I do not support the VDOE’s model policies concerning instructional materials with “sexually explicit content,” a term that could be used to ban great works of literature long part of classroom curriculum such as Beloved by Toni Morrison or Ulysses by James Joyce. Moreover, and as it important, it could be used informally to further stigmatize and discriminate against students who don't fit the cisgender mold.
As a Virginia resident, I believe that classrooms should be a place where students are free to ask questions, explore new ideas, and learn about diverse viewpoints. The proposed model policies could lead to the exclusion of valuable instructional materials that introduce students to LGBTQ+ stories and experiences, especially those by or for Black, Indigenous, and people of color. Even worse, they could potentially prevent LGBTQ+ youth from accessing life-saving information about themselves. Representation matters, and all Virginia students deserve to learn free from censorship and political interference.

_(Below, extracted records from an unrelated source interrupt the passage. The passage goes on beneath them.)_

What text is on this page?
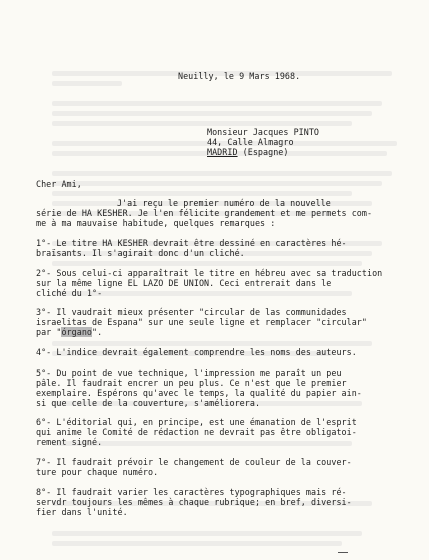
Neuilly, le 9 Mars 1968.
Monsieur Jacques PINTO
44, Calle Almagro
MADRID (Espagne)
Cher Ami,
J'ai reçu le premier numéro de la nouvelle
série de HA KESHER. Je l'en félicite grandement et me permets com-
me à ma mauvaise habitude, quelques remarques :
1°- Le titre HA KESHER devrait être dessiné en caractères hé-
braïsants. Il s'agirait donc d'un cliché.
2°- Sous celui-ci apparaîtrait le titre en hébreu avec sa traduction
sur la même ligne EL LAZO DE UNION. Ceci entrerait dans le
cliché du 1°-
3°- Il vaudrait mieux présenter "circular de las communidades
israelitas de Espana" sur une seule ligne et remplacer "circular"
par "órgano".
4°- L'indice devrait également comprendre les noms des auteurs.
5°- Du point de vue technique, l'impression me paraît un peu
pâle. Il faudrait encrer un peu plus. Ce n'est que le premier
exemplaire. Espérons qu'avec le temps, la qualité du papier ain-
si que celle de la couverture, s'améliorera.
6°- L'éditorial qui, en principe, est une émanation de l'esprit
qui anime le Comité de rédaction ne devrait pas être obligatoi-
rement signé.
7°- Il faudrait prévoir le changement de couleur de la couver-
ture pour chaque numéro.
8°- Il faudrait varier les caractères typographiques mais ré-
servdr toujours les mêmes à chaque rubrique; en bref, diversi-
fier dans l'unité.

While parents are invaluable teachers in their children’s lives, the public school system was established to support parents in educating their children. Teachers, librarians, and education experts have years of experience and are well equipped to introduce diverse and sometimes difficult subjects into the classroom while mitigating the harm and trauma these subjects may cause their students. They are trained professionals whose jobs are to put the students’ interests first. The proposed model policies would make it harder for these educators to do their job and will likely result in censorship due to teacher and librarian’s fear or confusion over what qualifies as “sexually explicit content.”
Students in the Commonwealth deserve to grow into brave, courageous people who are free to be themselves without apology and to value diversity and inclusion. We are all better off when young people are encouraged to embrace diversity, equity, and inclusion.